メジャー感のあるメロディアスなミドルナンバー
音楽性の変化に驚かされたが良い曲だ


TYSONDOG - Beware of the Dog ★★★ (2019-03-17 17:02:59)

英国はニューキャッスルを中心に活動していたNWOBHMバンドが1984年にリリースした1st。オープニングから切れ味鋭い疾走ナンバーで幕開け、妖しげなメロディが激しく切れ込んでくる様に悶絶。その過激さはプレスラッシュといった迫力があり、早々にグイッとスピーカーに齧りつきそうになるくらい前かがみにさせられます。
どこか煮え切らないが哀愁を帯びたメロディがクールなのにグツグツと沸騰していたり、シャープなのにドンヨリ系のリフなど英国風味満点。これほどの名盤が何故、当時話題にならなかったのか不思議なのだが、雑誌のフォローがなかったというのが一番大きいのだろう。時期的に下火になったNWOBHM、もしこの作品のリリースが2年早ければ、このバンドの価値や歴史は大いに変わっていたろう、攻撃的なドラミングの破壊力たるやね。またレーベルたるNEATのブン投げ仕事がロクなフォローもせずにほったらかしのせいも絶対にあると思うのだが、当時の状況がいかなるものだったか興味も尽きません。
今となってはNEATの落としだねとして、歴史に埋もれているのですが、アッパーな楽曲の持つ破壊力と速さを競うだけではない疾走感、英国的な様式に彩られたパワフルなスピードメタルのクールなキレ味に、今なお大きな刺激を受けますね。


TYSONDOG - Crimes of Insanity ★★★ (2019-11-06 16:42:21)

遅れてきたNWOBHMと呼ばれる1986年リリースの2nd。

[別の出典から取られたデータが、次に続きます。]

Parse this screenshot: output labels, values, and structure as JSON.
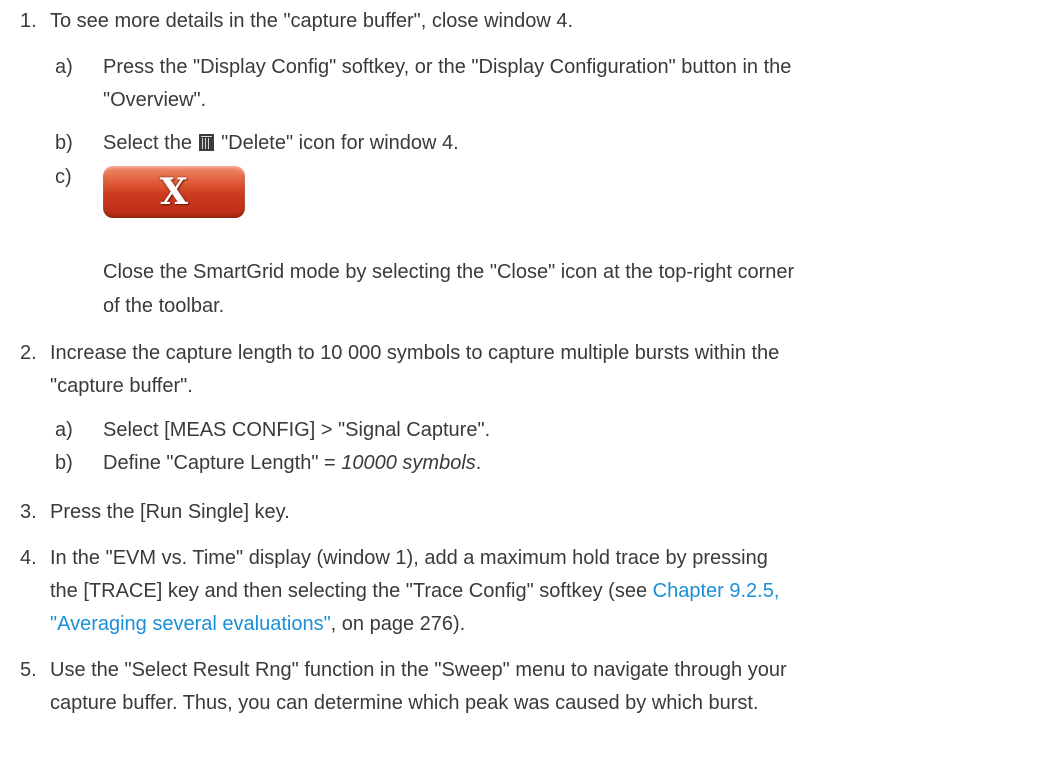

鋭角的に切り込まれるリフワーク、ド派手に打ち鳴らされる攻撃的なリズム、元気一発のコーラスワーク、そして過激な演奏に負けない熱を帯びたクールヴォイス、このプレスラッシュと呼べるスピーディーかつメロディのある楽曲は、まさにNWOBHMの流れを明確に受け継いだものだろう。NEAT謹製の不明瞭な音質が、なにもかもをブチ壊している感はあるのだが、その生々しい粗さが聞き様によっては、過激さを倍増していると取れなくもないのがポイントだろう。
レーベルの性質を理解している身としては不満はもはやないのだが、初見の方は相当驚くでしょうね(このバンドに限らずね)前作から比べると、落ち着きを払ったヘヴィネス路線も増え、全てにおいて成長の跡も見受けられる、それだけに今作を残して解散したのは残念で仕方がないのだが、英国の憂いを纏ったパワフルサウンドをお探しの方なら、大いに喜んでいただけるだろう。⑤のSchool's Outはアリスクーパーのカヴァーです。


TYTAN - Justice: Served! ★★ (2019-12-09 18:54:10)

Angel Witchのベースだった、ケヴィン・リドルスがドラムにJPのレス・ビンクスにカル・スワンらを加え活動していた事で知られる伝説のNWOBHMバンドの復活作。特に局地的に日本で人気があったのは、カル・スワンがいたからだろうが、そんな人気にあやからなくとも幻と謳われた1stは魅力的な作品だった。
今作にカル・スワンの名前は無いが、プロデューサーにクリス・タンガリーディスを迎え、往年の空気を纏ったリアルNWOBHMサウンドを披露している。愛想など良くなくとも、裏切りのない伝統的英国スタイルの継承。好きモノにはたまらないとなるのでしょうが、歌い手のパフォーマンスに不満を感じるマニアも多いでしょうね。過去の復刻盤であれば、こんなものと受け止めるのですが、新たなる門出となるともう少し表現力のある歌い手を所望したくなるのが、マニアの性と言うモノですが、これは趣味嗜好の問題ですので、前作を気に行った方なら、順当に引きついだ2枚目のアルバムとして、何の疑いもなく受け止める事が出来るでしょうね。
新たなるフレーバーを振りかけようとも、咽び泣く英国叙情派メロディ、そしてメタリックな攻撃性、堅実な出来栄えに安心して身を任せる事が出来ますよ。


TYTAN - Rough Justice ★★ (2008-10-19 14:40:00)

叙情的なメロディと英国らしい威厳に満ちたサウンドが魅力のTYTANが残した唯一のアルバム。2004年にメジャー流通された時は本当に嬉しかったですね
湿り気たっぷり憂いを帯びた歌唱を聴かせるカル・スワンのベストパフォーマンスを堪能出来る作品でもありますね。NWOBHMの流れを組むドライブ感のあるサウンドが懐かしくもあり伝統的な英国産HM/HRの精神性を継承する姿に焦がれます
古典的なスタイルに興味のある方は是非とも試して貰いたい作品ですね


TYTAN - Rough Justice - Blind Men & Fools ★★★ (2008-10-19 15:01:13)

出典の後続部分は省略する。